大型商業施設「エミテラス所沢」 きょう24日開業 慢性的な渋滞発生する所沢市 多くの来場者が見込まれ渋滞対策は
24日に所沢駅西口で大型商業施設「エミテラス所沢」が開業する。新たな地域の集客施設として期待が高まる一方、所沢市内は各所で慢性的な交通渋滞が発生しており、開業による駅周辺道路の交通渋滞が懸念されている。施設では対策として鉄道利用の促進キャンペーンや臨時駐車場を用意。市は新しく道路を開通させるなど、まち全体で対策を進めている。
市内は所沢駅を中心にした道路ネットワークが構築されており、商業施設に向かう車や近隣市へ通り抜ける車の集中によって渋滞が発生しやすい。特に駅周辺は片側1車線の道路が多く、施設の開業によりさらなる渋滞が予測されている。市は開業に伴う渋滞により、コミュニティーバスに遅れが発生する可能性があると注意を呼びかける。
渋滞の要因の一つとされる駅南側の踏切(東村山第7号踏切)は、ピーク時には1時間のうち計約50分間が閉まっている「開かずの踏切」だ。市は踏切の解消を目的にアンダーパス「ふれあい通り線」を整備している。線路下の工事が2028年に終了予定で、東口側の用地取得などでさらに数年かかる見通し。
市は18日、施設開業を前にふれあい通り線の側道部分を開通した。側道は車道約3メートル、歩道約2メートルの一方通行で、側道から施設駐車場に入ることができる。そのほか、周辺の交差点3カ所で右折レーンや右折信号を設置するなど、渋滞緩和策を進めている。
施設側も車利用客の分散に力を入れる。約1700台が駐車可能の立体駐車場は計四つの出入り口を備える。アプリや館内のモニターで駐車場の利用状況、出庫予測時間、周辺主要道路の混雑状況を確認可能にし、出庫時間の分散を図る。また、臨時駐車場や駅直結商業施設の駐車場の利用も促している。駐車場までの案内板の掲出や、混雑が予想される場合の誘導員の配置で、周辺の混雑予防に努めている。

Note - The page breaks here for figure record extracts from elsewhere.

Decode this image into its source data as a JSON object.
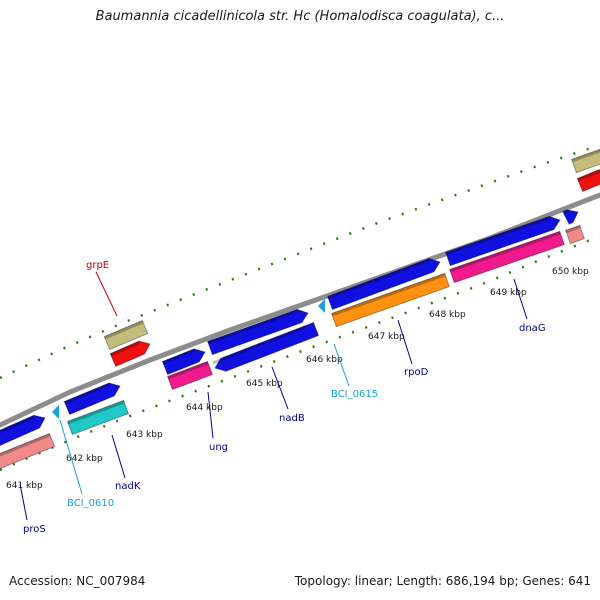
{
  "title": "Baumannia cicadellinicola str. Hc (Homalodisca coagulata), c...",
  "footer": {
    "accession": "Accession: NC_007984",
    "stats": "Topology: linear; Length: 686,194 bp; Genes: 641"
  },
  "colors": {
    "backbone": "#8c8c8c",
    "tick": "#2e7d10",
    "gene_blue": "#1010e0",
    "gene_pink": "#f01a8c",
    "gene_salmon": "#f28a8a",
    "gene_cyan": "#20c8c8",
    "gene_orange": "#ff9010",
    "gene_khaki": "#c4bc7c",
    "gene_red": "#f01010",
    "label_blue": "#00008b",
    "label_cyan": "#18a0d8",
    "label_red": "#cc0000"
  },
  "kbp_labels": [
    "641 kbp",
    "642 kbp",
    "643 kbp",
    "644 kbp",
    "645 kbp",
    "646 kbp",
    "647 kbp",
    "648 kbp",
    "649 kbp",
    "650 kbp"
  ],
  "gene_labels": [
    "proS",
    "BCI_0610",
    "nadK",
    "ung",
    "nadB",
    "BCI_0615",
    "rpoD",
    "dnaG",
    "grpE"
  ]
}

施設の周辺5キロ圏には大型商業施設が少なく、近隣市から車での来店客も多いとみられる。一方で、駅から歩行者デッキを通って徒歩4分という好立地を生かし、鉄道利用を促す策も講じている。西武鉄道と協力し、条件を満たした場合にポイントを付与する「エミテラス所沢へ西武線で行こう!」キャンペーンを実施している。

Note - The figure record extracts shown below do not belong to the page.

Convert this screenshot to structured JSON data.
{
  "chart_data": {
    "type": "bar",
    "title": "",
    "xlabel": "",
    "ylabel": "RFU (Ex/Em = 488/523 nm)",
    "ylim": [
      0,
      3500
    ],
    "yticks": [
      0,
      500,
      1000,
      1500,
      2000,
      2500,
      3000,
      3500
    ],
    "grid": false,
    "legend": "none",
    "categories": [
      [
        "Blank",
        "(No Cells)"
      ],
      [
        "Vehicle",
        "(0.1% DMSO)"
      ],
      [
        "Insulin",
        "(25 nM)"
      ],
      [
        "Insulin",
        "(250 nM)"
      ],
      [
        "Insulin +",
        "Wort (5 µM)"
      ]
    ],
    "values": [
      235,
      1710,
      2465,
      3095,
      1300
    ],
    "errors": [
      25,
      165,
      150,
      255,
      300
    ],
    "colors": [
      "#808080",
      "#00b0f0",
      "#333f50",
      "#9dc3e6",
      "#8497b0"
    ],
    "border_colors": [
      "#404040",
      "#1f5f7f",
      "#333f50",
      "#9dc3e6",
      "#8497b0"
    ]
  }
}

施設側は「広域の来客を想定しているので、いろいろな手段を駆使して、いかに(渋滞を)抑えていくかを考えている」。市所沢駅西口区画整理事務所は「渋滞は見込まれているが、どれほど渋滞するか、(渋滞すれば)どれくらいの期間続くか、開業してみないと何とも言えない」と話している。